Personal capital-gains tax -
Wants to reduce the capital-gains rate to a maximum of 15.4 percent. It currently stands at 28 percent. There is no estimate yet on cost. In addition, he has proposed a first-time home buyers' tax credit of $5,000. CLINTON
Income taxes - Has his guns trained on the wealthy, planning to boost the maximum rate to 35 or 36 percent on income above $200,000; the 31 percent rate would be preserved for income below that. In addition, he plans a surtax of not more than 10 percent on income above $1 million. The Clinton camp estimates these increases will raise $20 billion a year in new revenue.
At the same time, Clinton plans a general reduction in taxes that is aimed at the middle class, but enjoyed by all. Planned is a 10 percent drop in the tax rate on the first $35,000 in income. This would reduce the rate for everyone from 15 percent to 13.5 percent. There is an alternative for families with children of a tax credit of $300 per child. Clinton estimates this will cost $50 billion over four years.
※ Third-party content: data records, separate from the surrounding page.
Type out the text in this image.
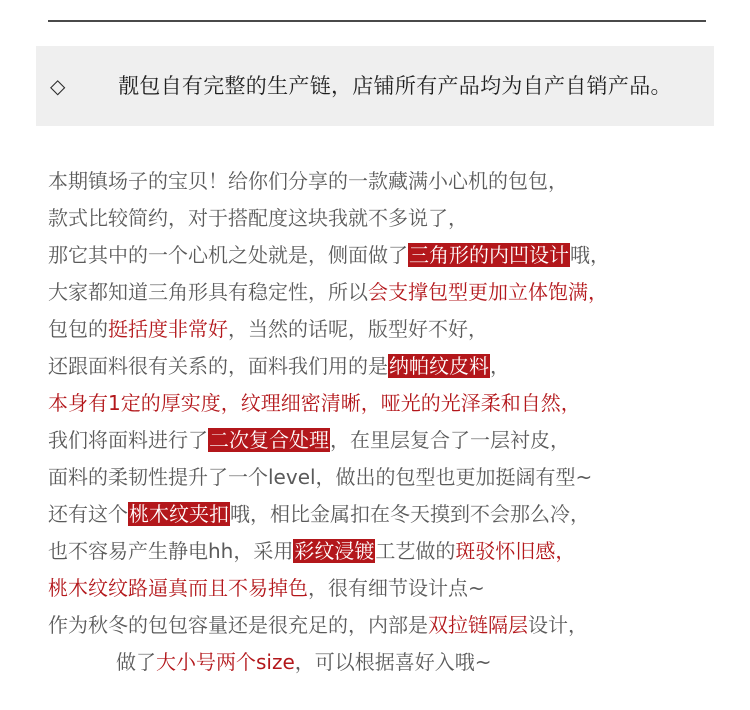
◇	靓包自有完整的生产链，店铺所有产品均为自产自销产品。
本期镇场子的宝贝！给你们分享的一款藏满小心机的包包，
款式比较简约，对于搭配度这块我就不多说了，
那它其中的一个心机之处就是，侧面做了三角形的内凹设计哦，
大家都知道三角形具有稳定性，所以会支撑包型更加立体饱满，
包包的挺括度非常好，当然的话呢，版型好不好，
还跟面料很有关系的，面料我们用的是纳帕纹皮料，
本身有1定的厚实度，纹理细密清晰，哑光的光泽柔和自然，
我们将面料进行了二次复合处理，在里层复合了一层衬皮，
面料的柔韧性提升了一个level，做出的包型也更加挺阔有型~
还有这个桃木纹夹扣哦，相比金属扣在冬天摸到不会那么冷，
也不容易产生静电hh，采用彩纹浸镀工艺做的斑驳怀旧感，
桃木纹纹路逼真而且不易掉色，很有细节设计点~
作为秋冬的包包容量还是很充足的，内部是双拉链隔层设计，
做了大小号两个size，可以根据喜好入哦~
Personal capital-gains tax -
Would target a 50 percent reduction in the capital-gains tax to individuals who invest in new businesses held for at least five years. Clinton has spoken favorably about indexing the rate to take inflation into account. But that is not part of his plan today. He has no plans for a home buyer's tax credit. PEROT
Income taxes - Wants to increase the marginal tax rate on individuals making more than $55,550 (joint filers making more than $89,250) from 31 percent to 33 percent and potentially to 35 percent. Would eliminate the mortgage-interest deduction for second homes and would cap all mortgage deductions to home loans of $250,000. Perot would have all retirees "who can afford it" pay taxes on 85 percent of their Social Security benefits, instead of the 50 percent currently applicable on the elderly who make $2 5,000 a year as individuals or $32,000 when filing jointly.
Personal capital-gains tax - Would provide a "stair stepped" capital-gains tax, which would decrease over five years.
Other taxes - Proposes capping employer-paid health insurance at $335 per month per family and $135 per month per individual. And the Texan would increase gasoline taxes by 50 cents a gallon over the next five years.